Wednesday, September 18, 2019
The Feudal System Exposed :: Men With Guns John Sayles Movies Essays
The Feudal System Exposed In his movie Men With Guns, John Sayles shows his viewer many participants in the feudal, agricultural system of an unnamed Latin American country. The peasants who work the land present, as are soldiers who terrorize the laborers, guerillas and others who try to escape it, and a priest who had been targeted by the military. Even people who are not directly involved in the feudal system are portrayed in Sayles' film; the protagonist is a city doctor who had no idea what life was like in the rural areas. American tourists wander Sayles' countryside, ignorant of the horror that is taking place literally all around them. One group of active participants in any feudal system are conspicuously absent from Sayles' screen; while the plantation owners are mentioned, they are never physically present on the rural landscape.

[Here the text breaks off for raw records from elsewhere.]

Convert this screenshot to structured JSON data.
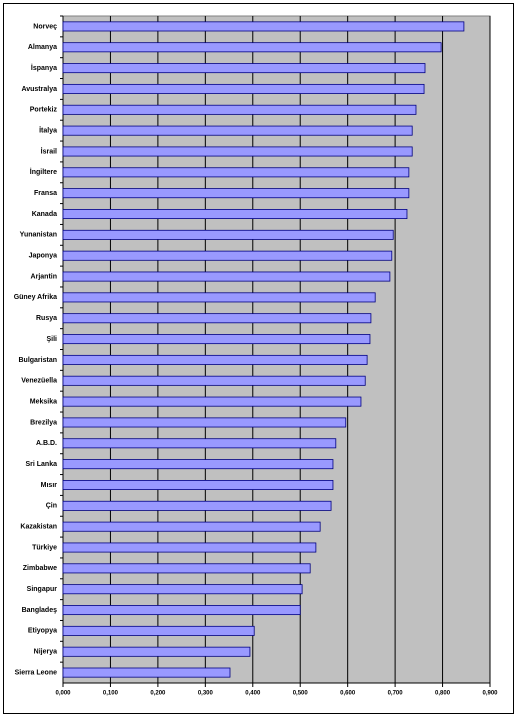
{
  "chart_data": {
    "type": "bar",
    "orientation": "horizontal",
    "categories": [
      "Norveç",
      "Almanya",
      "İspanya",
      "Avustralya",
      "Portekiz",
      "İtalya",
      "İsrail",
      "İngiltere",
      "Fransa",
      "Kanada",
      "Yunanistan",
      "Japonya",
      "Arjantin",
      "Güney Afrika",
      "Rusya",
      "Şili",
      "Bulgaristan",
      "Venezüella",
      "Meksika",
      "Brezilya",
      "A.B.D.",
      "Sri Lanka",
      "Mısır",
      "Çin",
      "Kazakistan",
      "Türkiye",
      "Zimbabwe",
      "Singapur",
      "Bangladeş",
      "Etiyopya",
      "Nijerya",
      "Sierra Leone"
    ],
    "values": [
      0.845,
      0.797,
      0.763,
      0.761,
      0.744,
      0.736,
      0.736,
      0.729,
      0.729,
      0.725,
      0.696,
      0.693,
      0.689,
      0.658,
      0.649,
      0.647,
      0.641,
      0.637,
      0.628,
      0.596,
      0.575,
      0.569,
      0.569,
      0.565,
      0.542,
      0.533,
      0.521,
      0.504,
      0.5,
      0.403,
      0.394,
      0.352
    ],
    "color": "#9999ff",
    "xlim": [
      0,
      0.9
    ],
    "xticks": [
      {
        "value": 0,
        "label": "0,000"
      },
      {
        "value": 0.1,
        "label": "0,100"
      },
      {
        "value": 0.2,
        "label": "0,200"
      },
      {
        "value": 0.3,
        "label": "0,300"
      },
      {
        "value": 0.4,
        "label": "0,400"
      },
      {
        "value": 0.5,
        "label": "0,500"
      },
      {
        "value": 0.6,
        "label": "0,600"
      },
      {
        "value": 0.7,
        "label": "0,700"
      },
      {
        "value": 0.8,
        "label": "0,800"
      },
      {
        "value": 0.9,
        "label": "0,900"
      }
    ],
    "grid": true
  }
}
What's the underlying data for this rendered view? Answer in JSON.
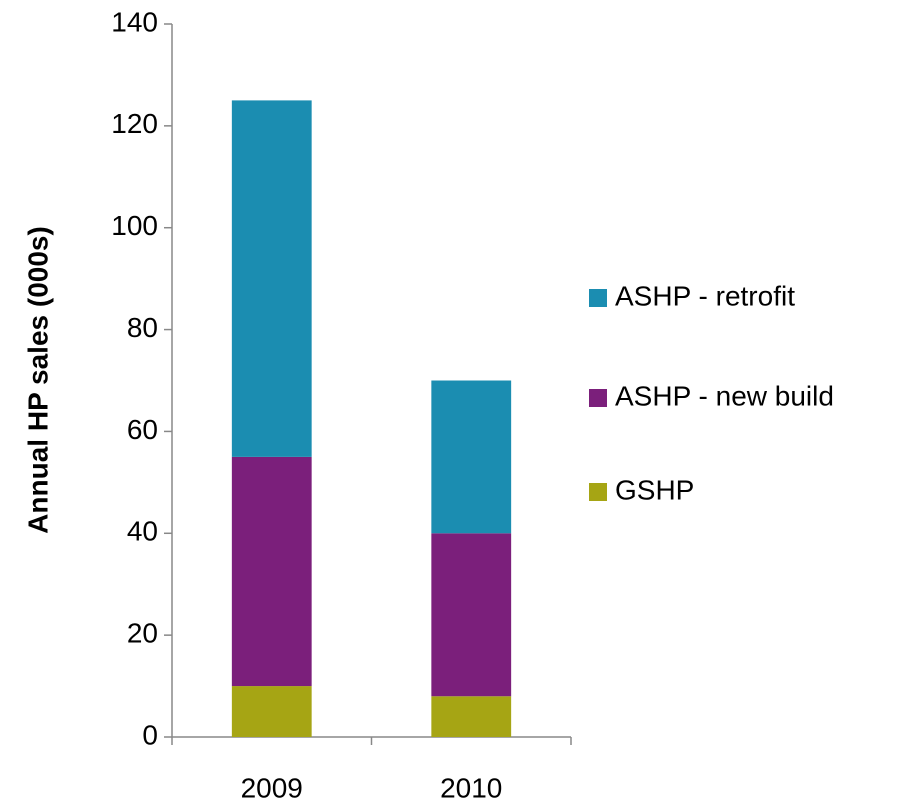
{
  "chart_data": {
    "type": "stacked_bar",
    "y_label": "Annual HP sales (000s)",
    "categories": [
      "2009",
      "2010"
    ],
    "series": [
      {
        "name": "GSHP",
        "color": "#a6a514",
        "values": [
          10,
          8
        ]
      },
      {
        "name": "ASHP - new build",
        "color": "#7b1f7b",
        "values": [
          45,
          32
        ]
      },
      {
        "name": "ASHP - retrofit",
        "color": "#1b8db1",
        "values": [
          70,
          30
        ]
      }
    ],
    "ylim": [
      0,
      140
    ],
    "yticks": [
      0,
      20,
      40,
      60,
      80,
      100,
      120,
      140
    ],
    "legend": "right"
  }
}
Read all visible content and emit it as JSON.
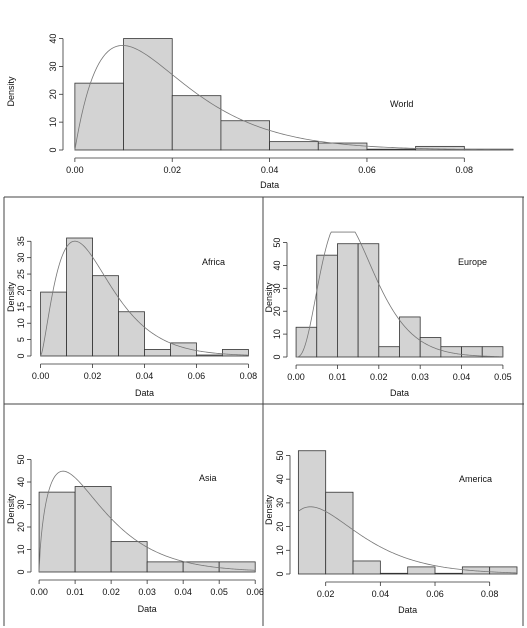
{
  "chart_data": [
    {
      "type": "histogram",
      "annotation": "World",
      "xlabel": "Data",
      "ylabel": "Density",
      "bin_edges": [
        0.0,
        0.01,
        0.02,
        0.03,
        0.04,
        0.05,
        0.06,
        0.07,
        0.08,
        0.09
      ],
      "values": [
        24,
        40,
        19.5,
        10.5,
        3,
        2.5,
        0.3,
        1.3,
        0.3
      ],
      "xlim": [
        -0.001,
        0.09
      ],
      "ylim": [
        0,
        42
      ],
      "xticks": [
        0.0,
        0.02,
        0.04,
        0.06,
        0.08
      ],
      "xtick_labels": [
        "0.00",
        "0.02",
        "0.04",
        "0.06",
        "0.08"
      ],
      "yticks": [
        0,
        10,
        20,
        30,
        40
      ],
      "ytick_labels": [
        "0",
        "10",
        "20",
        "30",
        "40"
      ],
      "density_curve": {
        "shape": 2.0,
        "scale": 0.0098
      }
    },
    {
      "type": "histogram",
      "annotation": "Africa",
      "xlabel": "Data",
      "ylabel": "Density",
      "bin_edges": [
        0.0,
        0.01,
        0.02,
        0.03,
        0.04,
        0.05,
        0.06,
        0.07,
        0.08
      ],
      "values": [
        19.5,
        36,
        24.5,
        13.5,
        2,
        4,
        0.3,
        2
      ],
      "xlim": [
        -0.001,
        0.081
      ],
      "ylim": [
        0,
        36
      ],
      "xticks": [
        0.0,
        0.02,
        0.04,
        0.06,
        0.08
      ],
      "xtick_labels": [
        "0.00",
        "0.02",
        "0.04",
        "0.06",
        "0.08"
      ],
      "yticks": [
        0,
        5,
        10,
        15,
        20,
        25,
        30,
        35
      ],
      "ytick_labels": [
        "0",
        "5",
        "10",
        "15",
        "20",
        "25",
        "30",
        "35"
      ],
      "density_curve": {
        "shape": 2.5,
        "scale": 0.0088
      }
    },
    {
      "type": "histogram",
      "annotation": "Europe",
      "xlabel": "Data",
      "ylabel": "Density",
      "bin_edges": [
        0.0,
        0.005,
        0.01,
        0.015,
        0.02,
        0.025,
        0.03,
        0.035,
        0.04,
        0.045,
        0.05
      ],
      "values": [
        13,
        44.5,
        49.5,
        49.5,
        4.5,
        17.5,
        8.5,
        4.5,
        4.5,
        4.5
      ],
      "xlim": [
        -0.0005,
        0.0505
      ],
      "ylim": [
        0,
        52
      ],
      "xticks": [
        0.0,
        0.01,
        0.02,
        0.03,
        0.04,
        0.05
      ],
      "xtick_labels": [
        "0.00",
        "0.01",
        "0.02",
        "0.03",
        "0.04",
        "0.05"
      ],
      "yticks": [
        0,
        10,
        20,
        30,
        40,
        50
      ],
      "ytick_labels": [
        "0",
        "10",
        "20",
        "30",
        "40",
        "50"
      ],
      "density_curve": {
        "shape": 4.0,
        "scale": 0.0037
      }
    },
    {
      "type": "histogram",
      "annotation": "Asia",
      "xlabel": "Data",
      "ylabel": "Density",
      "bin_edges": [
        0.0,
        0.01,
        0.02,
        0.03,
        0.04,
        0.05,
        0.06
      ],
      "values": [
        35.5,
        38,
        13.5,
        4.5,
        4.5,
        4.5
      ],
      "xlim": [
        -0.0003,
        0.0605
      ],
      "ylim": [
        0,
        56
      ],
      "xticks": [
        0.0,
        0.01,
        0.02,
        0.03,
        0.04,
        0.05,
        0.06
      ],
      "xtick_labels": [
        "0.00",
        "0.01",
        "0.02",
        "0.03",
        "0.04",
        "0.05",
        "0.06"
      ],
      "yticks": [
        0,
        10,
        20,
        30,
        40,
        50
      ],
      "ytick_labels": [
        "0",
        "10",
        "20",
        "30",
        "40",
        "50"
      ],
      "density_curve": {
        "shape": 1.7,
        "scale": 0.0095
      }
    },
    {
      "type": "histogram",
      "annotation": "America",
      "xlabel": "Data",
      "ylabel": "Density",
      "bin_edges": [
        0.01,
        0.02,
        0.03,
        0.04,
        0.05,
        0.06,
        0.07,
        0.08,
        0.09
      ],
      "values": [
        52,
        34.5,
        5.5,
        0.3,
        3,
        0.3,
        3,
        3
      ],
      "xlim": [
        0.0095,
        0.09
      ],
      "ylim": [
        0,
        54
      ],
      "xticks": [
        0.02,
        0.04,
        0.06,
        0.08
      ],
      "xtick_labels": [
        "0.02",
        "0.04",
        "0.06",
        "0.08"
      ],
      "yticks": [
        0,
        10,
        20,
        30,
        40,
        50
      ],
      "ytick_labels": [
        "0",
        "10",
        "20",
        "30",
        "40",
        "50"
      ],
      "density_curve": {
        "shape": 2.2,
        "scale": 0.012
      }
    }
  ]
}
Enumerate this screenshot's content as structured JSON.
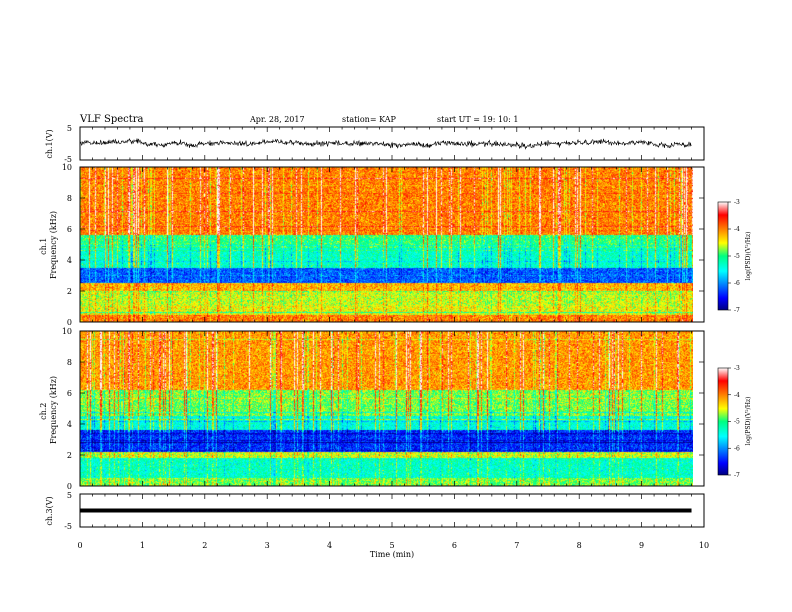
{
  "header": {
    "title": "VLF Spectra",
    "date": "Apr. 28, 2017",
    "station": "station= KAP",
    "start": "start  UT =   19: 10: 1"
  },
  "chart_data": [
    {
      "type": "line",
      "ylabel": "ch.1(V)",
      "ylim": [
        -5,
        5
      ],
      "yticks": [
        "5",
        "-5"
      ],
      "xlim": [
        0,
        10
      ],
      "series": [
        {
          "mean": 0,
          "typical_amplitude": 1.5,
          "x_end": 9.8
        }
      ]
    },
    {
      "type": "heatmap",
      "ylabel": "ch.1\nFrequency (kHz)",
      "ylim": [
        0,
        10
      ],
      "yticks": [
        "10",
        "8",
        "6",
        "4",
        "2",
        "0"
      ],
      "xlim": [
        0,
        10
      ],
      "x_end": 9.8,
      "colorbar": {
        "label": "log(PSD)(V²/Hz)",
        "range": [
          -7,
          -3
        ],
        "ticks": [
          "-3",
          "-4",
          "-5",
          "-6",
          "-7"
        ]
      },
      "bands": [
        {
          "f": [
            0.0,
            0.4
          ],
          "level": -4.0
        },
        {
          "f": [
            0.4,
            1.0
          ],
          "level": -4.5
        },
        {
          "f": [
            1.0,
            2.0
          ],
          "level": -4.6
        },
        {
          "f": [
            2.0,
            2.5
          ],
          "level": -4.2
        },
        {
          "f": [
            2.5,
            3.5
          ],
          "level": -6.2
        },
        {
          "f": [
            3.5,
            4.8
          ],
          "level": -5.3
        },
        {
          "f": [
            4.8,
            5.6
          ],
          "level": -5.0
        },
        {
          "f": [
            5.6,
            10.0
          ],
          "level": -4.0
        }
      ]
    },
    {
      "type": "heatmap",
      "ylabel": "ch.2\nFrequency (kHz)",
      "ylim": [
        0,
        10
      ],
      "yticks": [
        "10",
        "8",
        "6",
        "4",
        "2",
        "0"
      ],
      "xlim": [
        0,
        10
      ],
      "x_end": 9.8,
      "colorbar": {
        "label": "log(PSD)(V²/Hz)",
        "range": [
          -7,
          -3
        ],
        "ticks": [
          "-3",
          "-4",
          "-5",
          "-6",
          "-7"
        ]
      },
      "bands": [
        {
          "f": [
            0.0,
            0.5
          ],
          "level": -4.8
        },
        {
          "f": [
            0.5,
            1.8
          ],
          "level": -5.3
        },
        {
          "f": [
            1.8,
            2.2
          ],
          "level": -4.6
        },
        {
          "f": [
            2.2,
            3.6
          ],
          "level": -6.4
        },
        {
          "f": [
            3.6,
            4.5
          ],
          "level": -5.4
        },
        {
          "f": [
            4.5,
            6.2
          ],
          "level": -4.8
        },
        {
          "f": [
            6.2,
            10.0
          ],
          "level": -4.1
        }
      ]
    },
    {
      "type": "line",
      "ylabel": "ch.3(V)",
      "ylim": [
        -5,
        5
      ],
      "yticks": [
        "5",
        "-5"
      ],
      "xlim": [
        0,
        10
      ],
      "xlabel": "Time (min)",
      "xticks": [
        "0",
        "1",
        "2",
        "3",
        "4",
        "5",
        "6",
        "7",
        "8",
        "9",
        "10"
      ],
      "series": [
        {
          "mean": 0,
          "typical_amplitude": 0.2,
          "x_end": 9.8
        }
      ]
    }
  ]
}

That they are absent, at least in Sayle's film, but always seemingly in control is significant and is important in one's understanding of how feudal systems are reproduced . The viewer does come face-to-face with a feudal lord, or one at least connected to plantation owners, but he is at a nice restaurant in the city not on the fields in the country. Over the course of the meal he tells Umberto, the doctor, that Umberto knows nothing about the Indians and that people from the city should not try to help the Indians in any way. "The more you do for them," the plantation owner warns, "the lazier they get." The only other image of the peasants comes from a military general who describes the Indians in need of protection from guerrillas. Because the only contact that city people have with the plantation system is through the point of view of plantation owners, they have little idea about the Indians' lives and how they are treated by feudal lords; without accurate information, people from the outside have little interest in changing the feudal system. After Umberto leaves the city for the country, he loses contact with feudal lords. Instead, he has to deal with the violent reality of the feudal system in the rural areas. In the country, where people work and live on plantations, plantation owners are absent. What is ever present is a military bent on terrorizing laborers. As Umberto's travelling companion, a former soldier, tells Umberto, the army exists for the plantation owners, feudal lords, who depend on force and violence to coerce peasants to work.